Nmap Development mailing list archives

Call for IPv6 OS fingerprints


From: David Fifield <david () bamsoftware com>
Date: Mon, 19 Sep 2011 12:03:28 -0700

I have just merged the IPv6 OS detection branch. What we need now are
fingerprint submissions in order to start training the engine. So far it
has a very small database and we need more submissions before making a
release. A summary the rest of this message:

1. Update your Subversion checkout.
2. Run commands like these:
   # ./nmap -6 -v -O -F -e eth0 --script='targets-ipv6-*' --script-args=newtargets -oN os6-%D%T.nmap
   # ./nmap -6 -v -O -F scanme.nmap.org -oN os6-%D%T.nmap
   # ./nmap -6 -v -O ::1 -oN os6-%D%T.nmap
3. Find the IPv6 OS fingerprints, find out exactly what operating
   systems the targets are running, and make submissions at
   http://insecure.org/cgi-bin/submit.cgi?new-os

More details:

Since this summer, Luis MartinGarcia and I have been working on an IPv6
OS detection engine for Nmap. We now have some running code that has
been merged to /nmap. This is a call to collect fingerprints so that we
can start growing the database quickly.

OS guess output is currently disabled. The engine is doing all the
calculations behind the scenes, but I think our training corpus is yet
too small to give reliable results. For this reason you will always see
"No OS matches for host" even if a match has in fact been found. Use the
-d2 option to override this and see the match anyway (if available).
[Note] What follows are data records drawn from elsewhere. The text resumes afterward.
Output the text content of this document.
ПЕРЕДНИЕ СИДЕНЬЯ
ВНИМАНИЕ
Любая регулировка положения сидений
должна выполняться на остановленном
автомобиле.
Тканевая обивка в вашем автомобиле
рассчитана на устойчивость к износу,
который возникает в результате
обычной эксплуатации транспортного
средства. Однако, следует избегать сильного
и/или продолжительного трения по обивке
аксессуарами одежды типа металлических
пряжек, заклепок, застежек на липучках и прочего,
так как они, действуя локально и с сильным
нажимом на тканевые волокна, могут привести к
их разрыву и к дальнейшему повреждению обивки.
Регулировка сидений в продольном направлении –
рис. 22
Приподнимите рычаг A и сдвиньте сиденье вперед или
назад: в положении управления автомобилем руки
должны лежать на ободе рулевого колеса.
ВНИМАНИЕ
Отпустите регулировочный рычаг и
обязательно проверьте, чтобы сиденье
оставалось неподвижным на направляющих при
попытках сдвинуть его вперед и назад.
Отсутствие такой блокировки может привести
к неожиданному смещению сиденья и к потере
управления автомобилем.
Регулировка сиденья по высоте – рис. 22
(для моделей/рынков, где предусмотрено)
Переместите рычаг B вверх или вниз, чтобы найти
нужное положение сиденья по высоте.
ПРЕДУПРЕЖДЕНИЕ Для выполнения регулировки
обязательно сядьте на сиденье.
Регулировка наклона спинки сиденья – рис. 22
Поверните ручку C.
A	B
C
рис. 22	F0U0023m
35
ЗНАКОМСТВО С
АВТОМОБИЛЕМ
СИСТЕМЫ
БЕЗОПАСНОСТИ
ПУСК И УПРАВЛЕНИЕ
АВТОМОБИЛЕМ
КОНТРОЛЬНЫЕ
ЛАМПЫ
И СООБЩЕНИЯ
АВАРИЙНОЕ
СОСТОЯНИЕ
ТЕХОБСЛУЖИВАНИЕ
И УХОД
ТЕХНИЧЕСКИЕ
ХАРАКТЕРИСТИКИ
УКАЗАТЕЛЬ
Submission works like always: go to
        http://insecure.org/cgi-bin/submit.cgi?new-os
IPv6 fingerprints are being directed into a separate queue. The
fingerprints look similar to the ones you know:
        TCP/IP fingerprint:
        OS:SCAN(V=5.59.IPv6.BETA2%E=6%D=9/16%OT=22%CT=21%CU=30958%PV=N%DS=5%DC=I%G
        OS:=Y%TM=4E73C279%P=x86_64-unknown-linux-gnu)S1(P=6000{4}28063cXX{32}0016d
        OS:f764299f779b3b73879a01237c89fcf0000020405a00402080a249d3d40ff{4}0103030
The results are a list of run length–encoded packet contents with
send/receive times. Some sensitive fields like IP addresses are XXed
out.

(There is an exception to the XXing out: one of the OS probes is an
ICMPv6 Node Information query, which can receive a list of IP addresses
or host names. I think these should be XXed out, but they aren't yet,
because we don't have many examples of responses to this probe yet and I
think we should have some raw examples to understand it better. For
example, an apparent bug causes some systems to send host names when
they should send IP addresses, but we haven't seen any counterexamples
to this "bug" yet, so we don't yet know if it's useful for OS
detection.)

Here's a description of some commands to run.
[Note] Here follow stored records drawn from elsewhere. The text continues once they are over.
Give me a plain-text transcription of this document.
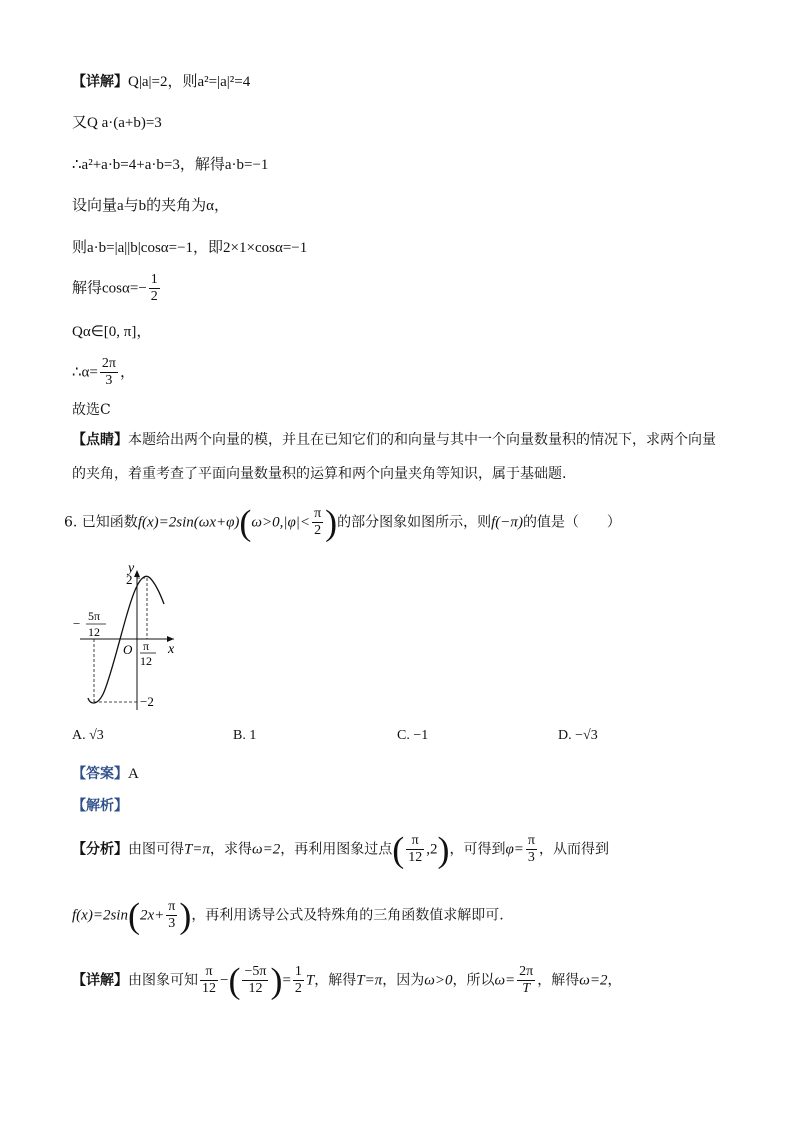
【详解】Q|a|=2，则a²=|a|²=4
又Q a·(a+b)=3
∴a²+a·b=4+a·b=3，解得a·b=−1
设向量a与b的夹角为α，
则a·b=|a||b|cosα=−1，即2×1×cosα=−1
解得$\cos\alpha=- \frac{1}{2}$
Qα∈[0, π]，
∴α= $\frac{2\pi}{3}$ ，
故选C
【点睛】本题给出两个向量的模，并且在已知它们的和向量与其中一个向量数量积的情况下，求两个向量
的夹角，着重考查了平面向量数量积的运算和两个向量夹角等知识，属于基础题.
6. 已知函数$f(x)=2\sin(\omega x+\varphi)(\omega>0,|\varphi|< \frac{\pi}{2}$ )的部分图象如图所示，则f(−π)的值是（　　）
y
x
O
2
−2
− 5π
12
π
12
A. √3	B. 1	C. −1	D. −√3
【答案】A
【解析】
【分析】由图可得T=π，求得ω=2，再利用图象过点( $\frac{\pi}{12} ,2$)，可得到$\varphi= \frac{\pi}{3}$ ，从而得到
$f(x)=2\sin(2x+ \frac{\pi}{3}$ )，再利用诱导公式及特殊角的三角函数值求解即可.
【详解】由图象可知 $\frac{\pi}{12}$ −( $\frac{-5\pi}{12}$ )= $\frac{1}{2}$ T，解得T=π，因为ω>0，所以$\omega= \frac{2\pi}{T}$ ，解得ω=2，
# ./nmap -6 -v -sL -e eth0 --script='targets-ipv6-*' --script-args=newtargets -oN os6-%D%T.nmap
# ./nmap -6 -v -O -F -e eth0 --script='targets-ipv6-*' --script-args=newtargets -oN os6-%D%T.nmap

This will run Weilin's multicast host discovery scripts to find hosts on
the given interface. (Replace "eth0" with whatever is appropriate for
you.) The first command only previews the addresses that will be scanned
and the second command actually scans them. Then, after scanning is
done, you can look at the addresses in the output and match them up with
devices on your network. This can be easier than trying to manually
enumerate all your IPv6 devices.

The above command will work even if you don't have IPv6 connectivity to
the Internet. It only scans the local network. You might be surprised to
find some IPv6-enabled devices you didn't know about.

Fyodor said that the targets-ipv6-multicast-invalid-dst.nse script
messed up his eth0 interface; he had to do "ifdown eth0; ifup eth0" to
restore it. We haven't had any other reports of this, so I left the
script in the above command. If it happens to you, try using
'targets-ipv6-multicast-echo,targets-ipv6-multicast-slaac' instead.
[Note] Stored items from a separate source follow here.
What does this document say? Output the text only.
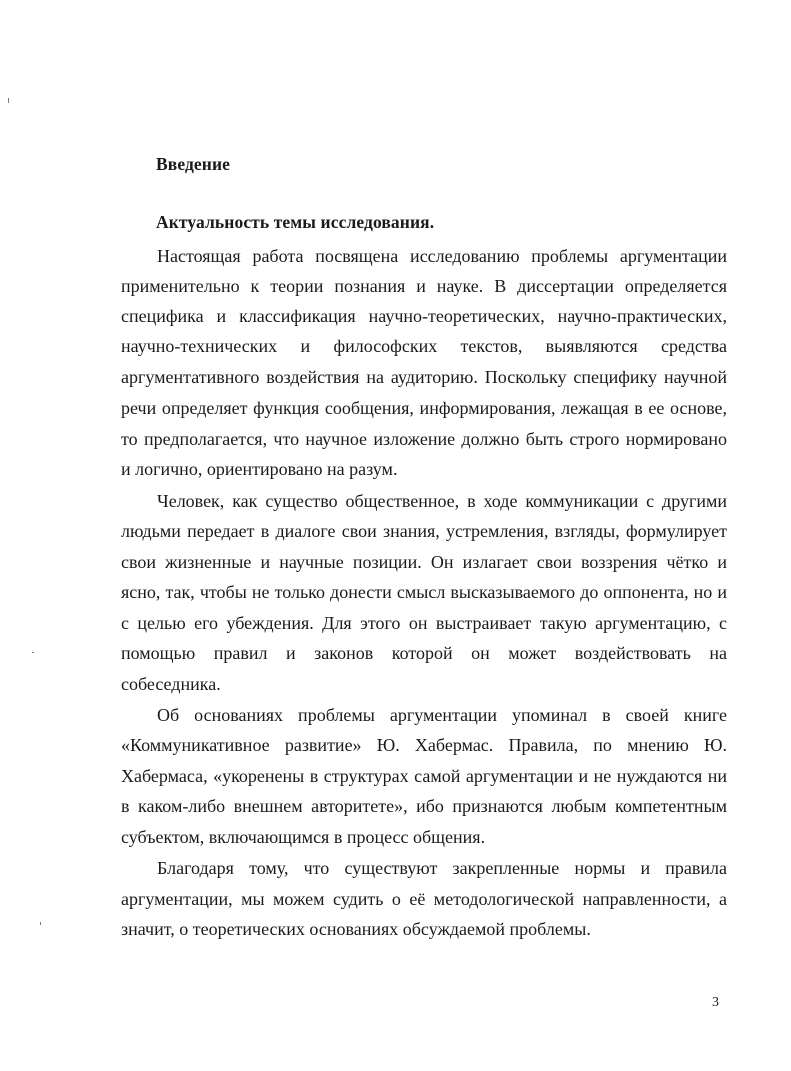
Введение
Актуальность темы исследования.
Настоящая работа посвящена исследованию проблемы аргументации
применительно к теории познания и науке. В диссертации определяется
специфика и классификация научно-теоретических, научно-практических,
научно-технических и философских текстов, выявляются средства
аргументативного воздействия на аудиторию. Поскольку специфику научной
речи определяет функция сообщения, информирования, лежащая в ее основе,
то предполагается, что научное изложение должно быть строго нормировано
и логично, ориентировано на разум.
Человек, как существо общественное, в ходе коммуникации с другими
людьми передает в диалоге свои знания, устремления, взгляды, формулирует
свои жизненные и научные позиции. Он излагает свои воззрения чётко и
ясно, так, чтобы не только донести смысл высказываемого до оппонента, но и
с целью его убеждения. Для этого он выстраивает такую аргументацию, с
помощью правил и законов которой он может воздействовать на
собеседника.
Об основаниях проблемы аргументации упоминал в своей книге
«Коммуникативное развитие» Ю. Хабермас. Правила, по мнению Ю.
Хабермаса, «укоренены в структурах самой аргументации и не нуждаются ни
в каком-либо внешнем авторитете», ибо признаются любым компетентным
субъектом, включающимся в процесс общения.
Благодаря тому, что существуют закрепленные нормы и правила
аргументации, мы можем судить о её методологической направленности, а
значит, о теоретических основаниях обсуждаемой проблемы.
3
# ./nmap -6 -v -O -F scanme.nmap.org -oN os6-%D%T.nmap

We need over-Internet fingerprints too, because they often differ from
local ones. It's helpful if lots of people scan scanme, because then we
get fingerprints under different network conditions. If you scan remote
hosts like this, make sure you know the operating system--don't just
guess. If you do scanme, you can enter "Linux 2.6.39" as the uname.

# ./nmap -6 -v -O ::1 -oN os6-%D%T.nmap

Localhost scans are easy even if you don't have access to the IPv6
Internet. Fingerprints also tend to differ from remote scans.

The IPv6 OS detection engine works differently from the IPv4 engine, in
ways that I hope will make it more robust and easier to maintain. I will
write up separate documentation on how it works.